To better communicate what is happening, units now stop moving when an attack of opportunity takes place, and the enemies that have been triggered to attack are highlighted with a red exclamation mark as they take aim. Similarly, when a unit uses its Focus ability, friendly units next to the target also have an exclamation mark pop up to indicate that they will join in on the action.

Focus attack!

Once this train of thought took off, we realized we could use this same approach to solve another problem: players sometimes forget about units that they’ve built in an earlier turn and it is easy to overlook a small settler when it is surrounded by buildings. During the planning phase, units without any orders now have a question mark appear over their head to draw your eye towards them. Once you click on the unit, the question mark disappears. It also adds a little character to the game at a time where nothing else is actively happening.

Idle questions

Title screen music

One of the most requested features for Epicinium is music. We plan to have a dynamic system for gameplay music that allows us to blend in and out different layers depending on the context. This would make it possible to change the music to reflect the content of the gameplay; for example if you are just building and farming the music would be more relaxing, whereas tanks shelling cities would be accompanied by a more bombastic soundtrack. This will take a while to add to the game, so we’ll tell you more about it in the future.
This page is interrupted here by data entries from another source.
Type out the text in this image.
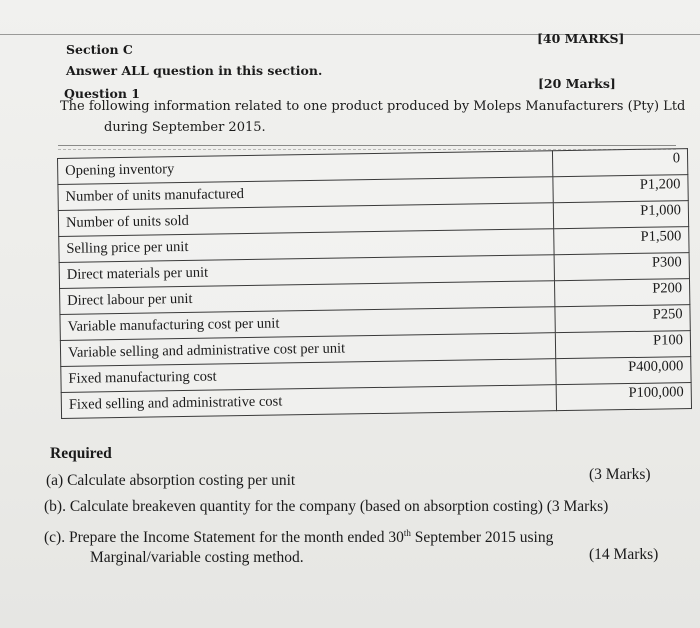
Section C
[40 MARKS]
Answer ALL question in this section.
[20 Marks]
Question 1
The following information related to one product produced by Moleps Manufacturers (Pty) Ltd
during September 2015.
Opening inventory	0
Number of units manufactured	P1,200
Number of units sold	P1,000
Selling price per unit	P1,500
Direct materials per unit	P300
Direct labour per unit	P200
Variable manufacturing cost per unit	P250
Variable selling and administrative cost per unit	P100
Fixed manufacturing cost	P400,000
Fixed selling and administrative cost	P100,000
Required
(a) Calculate absorption costing per unit	(3 Marks)
(b). Calculate breakeven quantity for the company (based on absorption costing) (3 Marks)
(c). Prepare the Income Statement for the month ended 30th September 2015 using
Marginal/variable costing method.	(14 Marks)
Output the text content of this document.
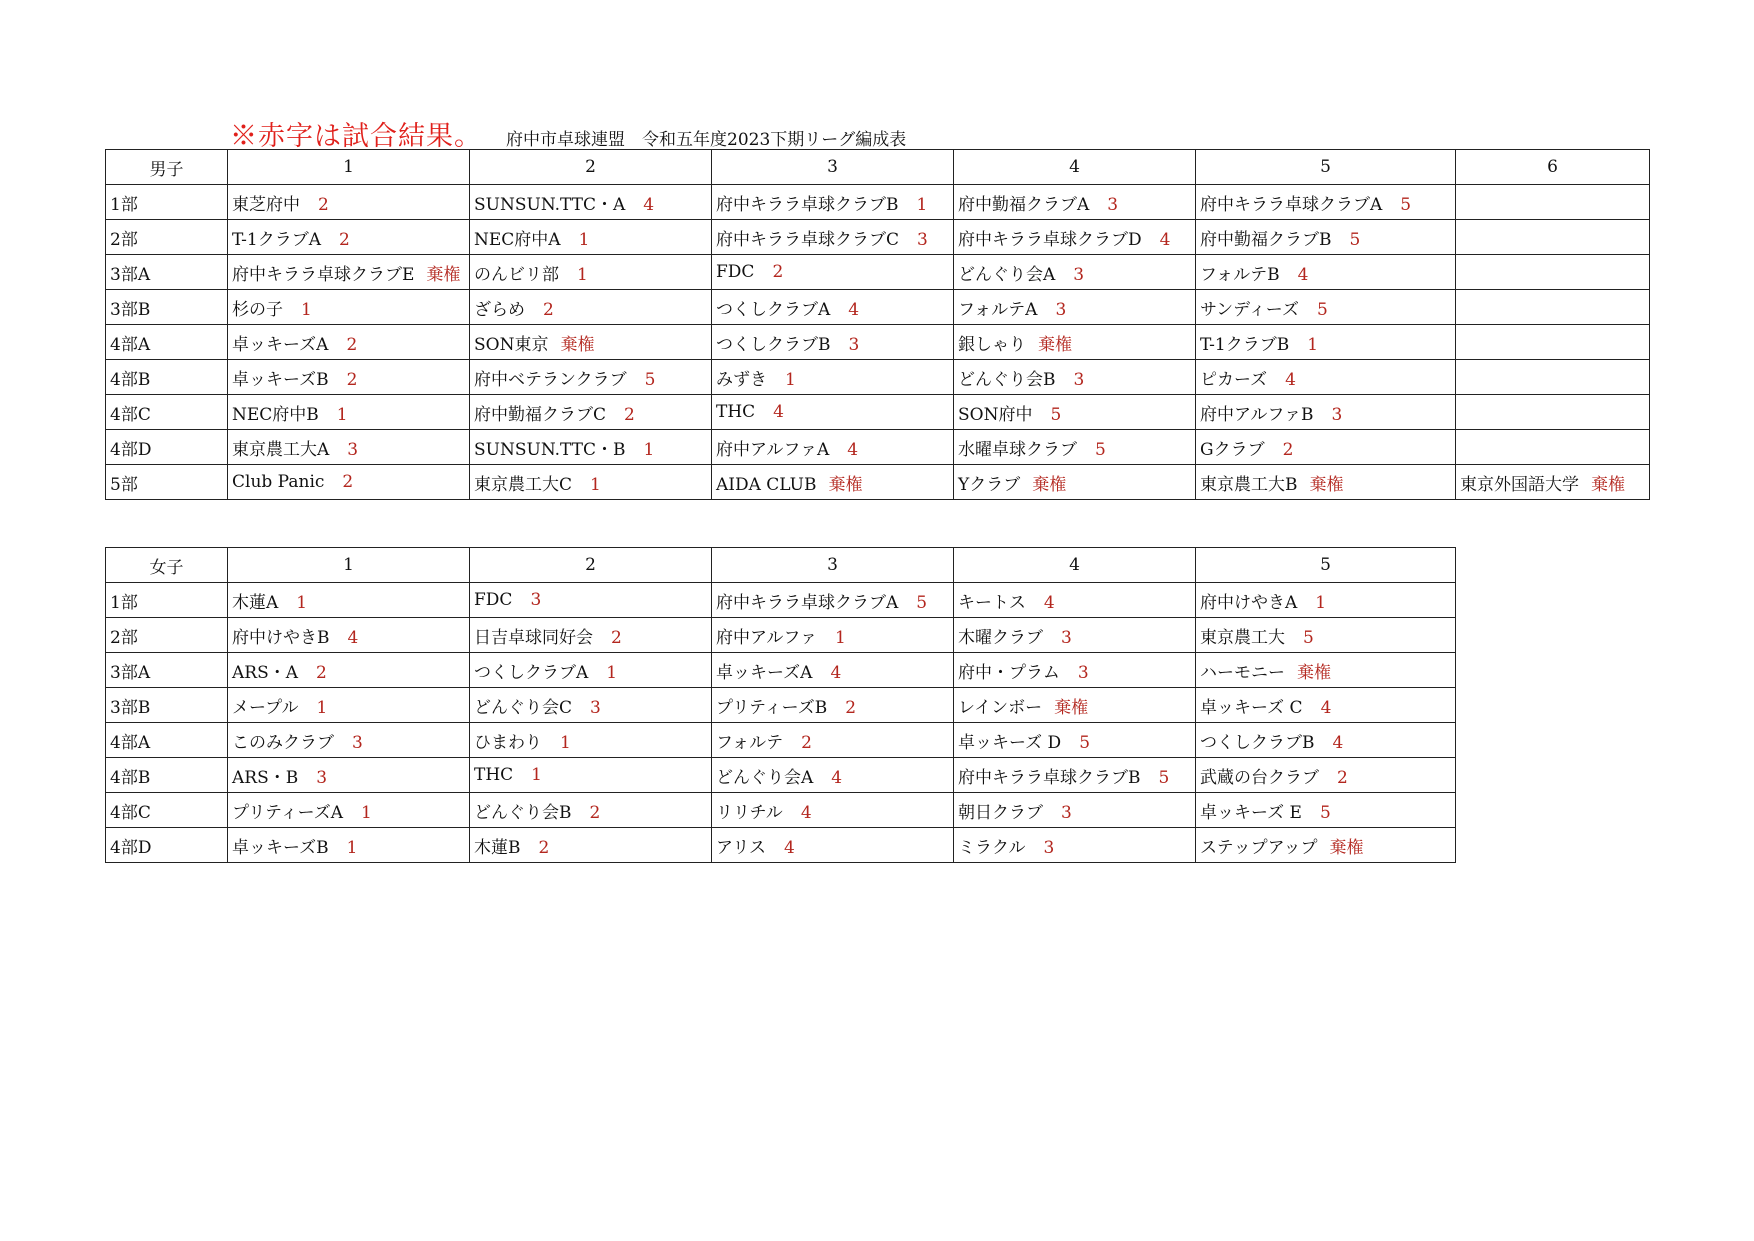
※赤字は試合結果。 府中市卓球連盟　令和五年度2023下期リーグ編成表
男子	1	2	3	4	5	6
1部	東芝府中 2	SUNSUN.TTC・A 4	府中キララ卓球クラブB 1	府中勤福クラブA 3	府中キララ卓球クラブA 5	
2部	T-1クラブA 2	NEC府中A 1	府中キララ卓球クラブC 3	府中キララ卓球クラブD 4	府中勤福クラブB 5	
3部A	府中キララ卓球クラブE 棄権	のんビリ部 1	FDC 2	どんぐり会A 3	フォルテB 4	
3部B	杉の子 1	ざらめ 2	つくしクラブA 4	フォルテA 3	サンディーズ 5	
4部A	卓ッキーズA 2	SON東京 棄権	つくしクラブB 3	銀しゃり 棄権	T-1クラブB 1	
4部B	卓ッキーズB 2	府中ベテランクラブ 5	みずき 1	どんぐり会B 3	ピカーズ 4	
4部C	NEC府中B 1	府中勤福クラブC 2	THC 4	SON府中 5	府中アルファB 3	
4部D	東京農工大A 3	SUNSUN.TTC・B 1	府中アルファA 4	水曜卓球クラブ 5	Gクラブ 2	
5部	Club Panic 2	東京農工大C 1	AIDA CLUB 棄権	Yクラブ 棄権	東京農工大B 棄権	東京外国語大学 棄権
女子	1	2	3	4	5
1部	木蓮A 1	FDC 3	府中キララ卓球クラブA 5	キートス 4	府中けやきA 1
2部	府中けやきB 4	日吉卓球同好会 2	府中アルファ 1	木曜クラブ 3	東京農工大 5
3部A	ARS・A 2	つくしクラブA 1	卓ッキーズA 4	府中・プラム 3	ハーモニー 棄権
3部B	メープル 1	どんぐり会C 3	プリティーズB 2	レインボー 棄権	卓ッキーズ C 4
4部A	このみクラブ 3	ひまわり 1	フォルテ 2	卓ッキーズ D 5	つくしクラブB 4
4部B	ARS・B 3	THC 1	どんぐり会A 4	府中キララ卓球クラブB 5	武蔵の台クラブ 2
4部C	プリティーズA 1	どんぐり会B 2	リリチル 4	朝日クラブ 3	卓ッキーズ E 5
4部D	卓ッキーズB 1	木蓮B 2	アリス 4	ミラクル 3	ステップアップ 棄権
For now, we have focussed on finding a sound that reflects the main themes of Epicinium, and this has resulted in the music that plays on the title screen. We went with a mix between militaristic drums and chiptune synthesizers to create something that hopefully evokes a bit of apocalyptic dread. Take a listen!

Version 0.17.0

Both the visual feedback improvements and the title screen music have been added in version 0.17.0, which was released yesterday. Due to a bug in the patcher, Windows users that have already played before may need to download the package manually and extract the contents into their game folder. If you use the GameJolt desktop application, you can just update the game normally.

Patching woes

When we added functionality to have the patcher itself be patchable as well, we wisely decided that the game should patch the patcher before the patcher would patch the game. Not so wisely, we forgot to add a negation somewhere and instead the game and the patcher both tried to patch themselves. We develop in Linux where this is apparently allowed, but in Windows the game and the patcher fail to update. Before each release we have a pre-flight check where we also check to see if the Windows client can patch itself, but ironically these checks were passed because the game failed to patch the patcher; the old patcher was still able to patch the game and everything seemed fine, but new players started with a patcher that was useless. Even worse, we now have a chicken-and-egg problem where we cannot patch the game because the patcher is broken and we cannot fix the patcher because the game only patches itself.